The NCAA Committee on Infractions, therefore, didn’t place any significant penalties on the university. North Carolina could have faced postseason bans, victories being wiped away and the potential loss of championships.

The NCAA investigation, which was launched in 2010 and re-opened in 2014, focused on student-athletes taking classes in the school’s African and Afro-American Studies department. The NCAA also had alleged that three North Carolina faculty members provided extra benefits in the form of academic assistance to student-athletes from 2002 to 2011.

The Tar Heels men’s basketball team won two NCAA championships in that span: 2005 and 2009.

“A Division I Committee on Infractions hearing panel could not conclude that the University of North Carolina violated NCAA academic rules when it made available deficient Department of African and Afro-American Studies ‘paper courses’ to the general student body, including student-athletes,” the report stated. “The panel found two violations in this case – the former department chair and a former curriculum secretary failed to cooperate during the investigation.”

According to The (Raleigh, N.C.) News & Observer, those two staff members were from the African Studies department.

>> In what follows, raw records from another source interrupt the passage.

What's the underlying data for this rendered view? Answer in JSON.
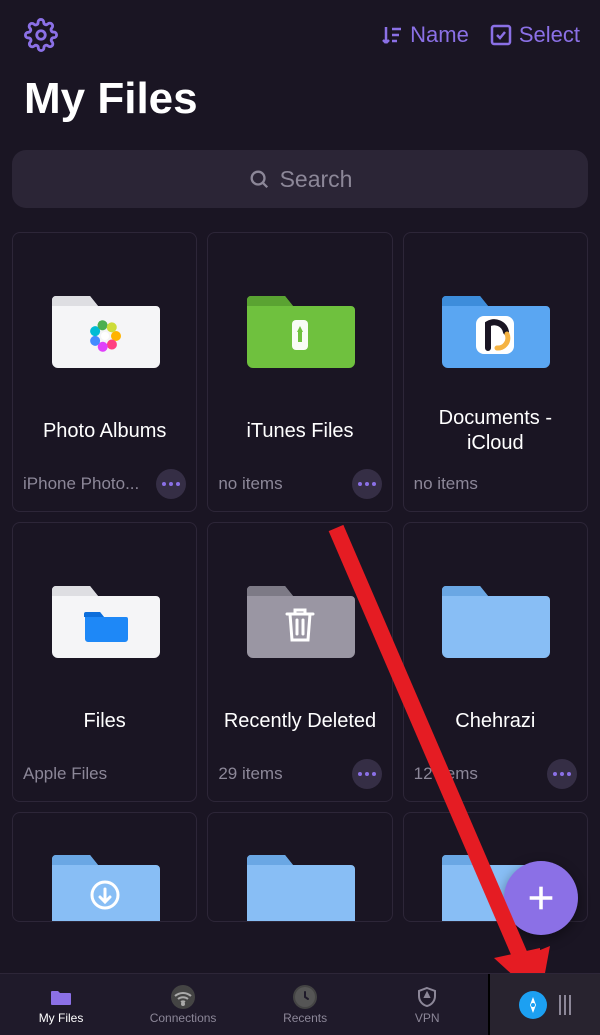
{
  "colors": {
    "accent": "#8b70e6",
    "bg": "#1a1523"
  },
  "header": {
    "sort_label": "Name",
    "select_label": "Select"
  },
  "title": "My Files",
  "search": {
    "placeholder": "Search"
  },
  "folders": [
    {
      "name": "Photo Albums",
      "subtitle": "iPhone Photo...",
      "show_more": true
    },
    {
      "name": "iTunes Files",
      "subtitle": "no items",
      "show_more": true
    },
    {
      "name": "Documents - iCloud",
      "subtitle": "no items",
      "show_more": false
    },
    {
      "name": "Files",
      "subtitle": "Apple Files",
      "show_more": false
    },
    {
      "name": "Recently Deleted",
      "subtitle": "29 items",
      "show_more": true
    },
    {
      "name": "Chehrazi",
      "subtitle": "12 items",
      "show_more": true
    }
  ],
  "tabs": [
    {
      "label": "My Files"
    },
    {
      "label": "Connections"
    },
    {
      "label": "Recents"
    },
    {
      "label": "VPN"
    }
  ]
}
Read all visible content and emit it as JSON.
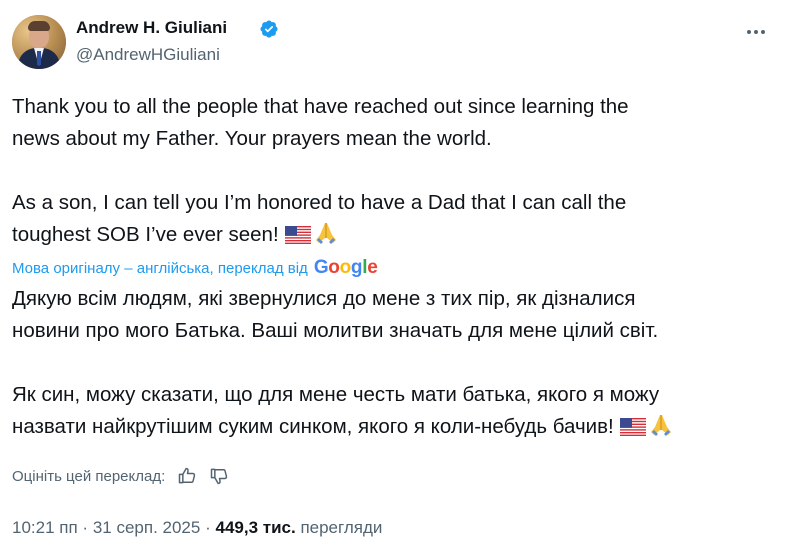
{
  "author": {
    "name": "Andrew H. Giuliani",
    "handle": "@AndrewHGiuliani"
  },
  "tweet": {
    "original_lines": [
      "Thank you to all the people that have reached out since learning the",
      "news about my Father. Your prayers mean the world.",
      "As a son, I can tell you I’m honored to have a Dad that I can call the",
      "toughest SOB I’ve ever seen!"
    ],
    "translated_lines": [
      "Дякую всім людям, які звернулися до мене з тих пір, як дізналися",
      "новини про мого Батька. Ваші молитви значать для мене цілий світ.",
      "Як син, можу сказати, що для мене честь мати батька, якого я можу",
      "назвати найкрутішим суким синком, якого я коли-небудь бачив!"
    ],
    "translation_note": "Мова оригіналу – англійська, переклад від",
    "google_logo": {
      "G": "G",
      "o1": "o",
      "o2": "o",
      "g": "g",
      "l": "l",
      "e": "e"
    },
    "emoji": [
      "us-flag",
      "folded-hands"
    ]
  },
  "rating": {
    "label": "Оцініть цей переклад:"
  },
  "meta": {
    "time": "10:21 пп",
    "sep1": "·",
    "date": "31 серп. 2025",
    "sep2": "·",
    "views_count": "449,3 тис.",
    "views_label": "перегляди"
  },
  "colors": {
    "accent": "#1d9bf0",
    "text": "#0f1419",
    "secondary": "#536471"
  },
  "icons": [
    "verified-badge-icon",
    "more-options-icon",
    "thumbs-up-icon",
    "thumbs-down-icon"
  ]
}
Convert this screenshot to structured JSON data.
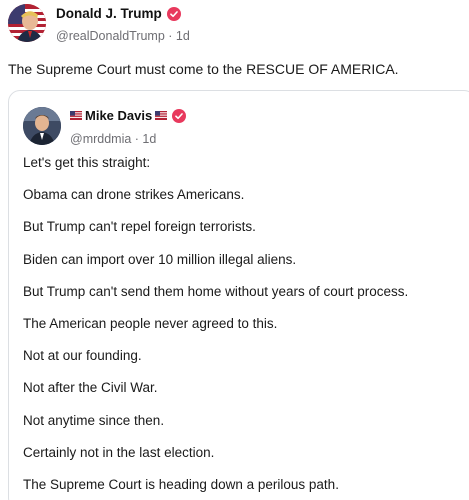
{
  "main_post": {
    "author_name": "Donald J. Trump",
    "handle_time": "@realDonaldTrump · 1d",
    "text": "The Supreme Court must come to the RESCUE OF AMERICA."
  },
  "quoted_post": {
    "author_name": "Mike Davis",
    "handle_time": "@mrddmia · 1d",
    "lines": [
      "Let's get this straight:",
      "Obama can drone strikes Americans.",
      "But Trump can't repel foreign terrorists.",
      "Biden can import over 10 million illegal aliens.",
      "But Trump can't send them home without years of court process.",
      "The American people never agreed to this.",
      "Not at our founding.",
      "Not after the Civil War.",
      "Not anytime since then.",
      "Certainly not in the last election.",
      "The Supreme Court is heading down a perilous path."
    ]
  },
  "icons": {
    "verified": "verified-badge-icon",
    "flag": "us-flag-icon"
  },
  "colors": {
    "verified_badge": "#e8395d",
    "handle_text": "#6e6e73",
    "card_border": "#dcdfe3"
  }
}
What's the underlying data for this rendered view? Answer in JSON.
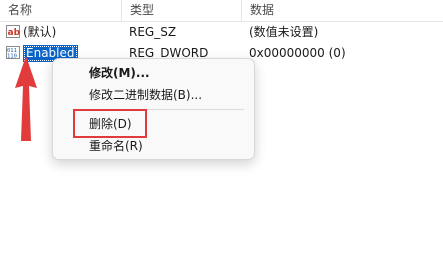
{
  "columns": {
    "name": "名称",
    "type": "类型",
    "data": "数据"
  },
  "rows": [
    {
      "name": "(默认)",
      "type": "REG_SZ",
      "data": "(数值未设置)",
      "icon": "string-value-icon"
    },
    {
      "name": "Enabled",
      "type": "REG_DWORD",
      "data": "0x00000000 (0)",
      "icon": "binary-value-icon",
      "selected": true
    }
  ],
  "context_menu": {
    "items": [
      {
        "label": "修改(M)...",
        "default": true
      },
      {
        "label": "修改二进制数据(B)..."
      },
      {
        "label": "删除(D)",
        "highlighted": true
      },
      {
        "label": "重命名(R)"
      }
    ]
  },
  "colors": {
    "selection": "#0a64c8",
    "annotation_red": "#e23b3b",
    "string_icon": "#c8392b",
    "binary_icon": "#1f5fa8"
  },
  "icons": [
    "string-value-icon",
    "binary-value-icon",
    "annotation-arrow-icon"
  ]
}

“While student-athletes likely benefited from the so-called ‘paper courses’ offered by North Carolina, the information available in the record did not establish that the courses were solely created, offered and maintained as an orchestrated effort to benefit student-athletes,” said Greg Sankey, the panel’s chief hearing officer and commissioner of the SEC, in the report of the findings. “The panel is troubled by the university’s shifting positions about whether academic fraud occurred on its campus and the credibility of the Cadwalader report, which it distanced itself from after initially supporting the findings. However, NCAA policy is clear. The NCAA defers to its member schools to determine whether academic fraud occurred and, ultimately, the panel is bound to making decisions within the rules set by the membership.”

The fact that the courses benefited the general student population overall was a major consideration in the NCAA’s findings.

“While student-athletes likely benefited from the courses, so did the general student body,” Sankey said in the report. “Additionally, the record did not establish that the university created and offered the courses as part of a systemic effort to benefit only student-athletes.”